Come here muppets and give us a hug
“OKAY folks, Roy is just coming out now and he’ll take your questions.”
“Hello, everyone.”
“Roy, to state the obvious, everyone’s surprised that you’ve joined Niall Quinn at Sunderland.”
“Why?”
“The history between you two. Calling him a muppet in your book after the 2002 World Cup...”
“Ah lads, ‘muppet’ is obviously a term of affection. Come on, Statler, Waldorf, Beaker. Everyone loved those guys. Though Sam the Bald Eagle was my own favourite.”
“What about calling Niall Mother Teresa on another occasion, Roy? That’s hardly a term of affection.”
“A great woman, who wouldn’t be flattered by that comparison? You know, Mother Teresa ministered to the lowest in society, the poor, the hopeless and the neglected. Given that Sunderland are bottom of the league, in a strange way I probably forecast this role for Niall a long time ago.”
“When you came back from that World Cup you got sent off against Sunderland, of course, when you hit Jason McAteer...”
“I know. Jason, he’s the absolute limit!”
“...but Niall came across to shake your hand and Fergie sent him packing.”
“Yes, I remember that. And that’s not the way you want to resolve your conflicts. You map out a mutually agreeable process of reconciliation and both sides adhere to that in finding a solution. Resolution through compromise, that’s the way forward.”
“Not elbowing McAteer into the head, then.”
“What’s that?”
“Nothing, nothing.”
“You’re not an experienced manager, Roy, will you be getting in anyone to help?”
“Glad you asked that, I’m now going to introduce my two assistants. Helping me out with team discipline will be my old mucker Alf-Inge Haaland.”
“Isn’t that an unusual selection, given you, eh, kicked him up in the air in a Manchester derby?”
“Not at all. We made all that up a long time ago.”
“Did you? Didn’t you say about Alf in your autobiography: ‘I’d waited long enough. I f**king hit him hard. The ball was there. Take that you c**t’?”
“Heat of the moment. All forgiven in a minute. He’s good as gold, really.”
“Any other backroom additions?”
“Yup, we’ll have a very experienced man in charge of training, facilities and logistics — former Ireland boss Mick McCarthy.”
“Mick...but we thought you didn’t get on at all.”
“What gave you that idea?”
“The whole argument at the World Cup. The whole ‘stick the World Cup up your ass’ argument. The missing cones, the missing water. The rock hard pitch. The accusations about feigning injury.”
“Fair point. But since then I’ve realised that the pitch wasn’t that hard. The missing equipment probably toughened us up.
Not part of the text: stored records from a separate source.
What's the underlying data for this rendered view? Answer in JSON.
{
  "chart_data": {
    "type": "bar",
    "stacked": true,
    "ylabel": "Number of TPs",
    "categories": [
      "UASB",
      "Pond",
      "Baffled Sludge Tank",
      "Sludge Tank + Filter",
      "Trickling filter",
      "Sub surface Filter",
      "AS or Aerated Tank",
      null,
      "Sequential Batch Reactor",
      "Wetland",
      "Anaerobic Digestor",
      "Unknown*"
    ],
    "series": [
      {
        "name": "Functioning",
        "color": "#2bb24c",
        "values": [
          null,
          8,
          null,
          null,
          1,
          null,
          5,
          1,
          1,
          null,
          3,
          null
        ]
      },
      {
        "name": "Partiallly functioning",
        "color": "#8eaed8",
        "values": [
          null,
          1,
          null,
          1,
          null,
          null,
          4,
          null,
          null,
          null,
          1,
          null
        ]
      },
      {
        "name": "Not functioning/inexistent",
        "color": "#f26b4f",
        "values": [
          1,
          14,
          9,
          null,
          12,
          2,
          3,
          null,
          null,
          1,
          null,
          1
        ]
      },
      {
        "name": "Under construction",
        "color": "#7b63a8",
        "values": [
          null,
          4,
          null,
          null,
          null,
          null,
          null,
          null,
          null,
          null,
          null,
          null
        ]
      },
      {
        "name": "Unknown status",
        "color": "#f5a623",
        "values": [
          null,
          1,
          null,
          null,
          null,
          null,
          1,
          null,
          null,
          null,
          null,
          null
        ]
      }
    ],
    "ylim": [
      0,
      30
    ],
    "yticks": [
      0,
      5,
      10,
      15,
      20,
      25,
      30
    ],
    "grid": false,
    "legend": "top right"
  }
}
And he was probably misinformed about feigning injury, I wouldn’t get too upset over that.”
“And sticking the World Cup...”
“Rhetorical flourish.”
“Any good wishes from former team-mates or opponents, Roy?”
“Sure, Pat Vieira texted me earlier, we had a good old laugh.”
“The last time you saw Patrick you were saying in the tunnel at Highbury you’d see him out on the field after the Gary Neville incident, didn’t you?”
“Ho ho ho, what larks. That was a private joke, I won’t go into the details...”
“Do you think discipline is going to be an issue for you here at Sunderland, Roy?”
“Well, we’ve taken steps to remedy that. My old pal David Elleray the referee said he’d talk to anyone whose discipline was slipping. He’s a card, is Dave. A red card.”
Silence.
“That’s a joke, lads.”
“Roy, can I just say thanks for a lovely spread of tea, coffee, biscuits, cake...”
“Not at all, lads, you’ve a tough job to do and I’m glad to help.”
“...and what appear to be prawn sandwiches. After your outburst about the same snack at Old Trafford that seems a little strange.”
“I suppose so, but first of all prawns are a valuable source of vitamin S, or the forgotten vitamin, as some doctors like to call it. I was probably a little too quick to condemn the prawn sandwich that time, as it was helping a lot of people out with their vitamin deficiencies.”
“Roy, can you identify any changes in your life that make you a different person to the player you were a few years ago? You seem much more forgiving.”
“I suppose you all know I do a lot of yoga for my hip, and through that I got into some of the eastern philosophies: the zen teachings have been particularly beneficial to me in terms of moving my life forward, I’d recommend them to anyone looking for more balance to their life.”
“Roy, one last question... we know you keep an eye on things at home in Ireland... do you see anyone there following your lead by embracing former enemies?”
“If they can that’d be great. They’d enjoy a lot of inner fulfilment.”
“Could you see Billy Morgan take over the Kerry footballers, for instance?”
Silence.
“I’m not a miracle worker. You’ll have to ask Mother Teresa for the impossible.”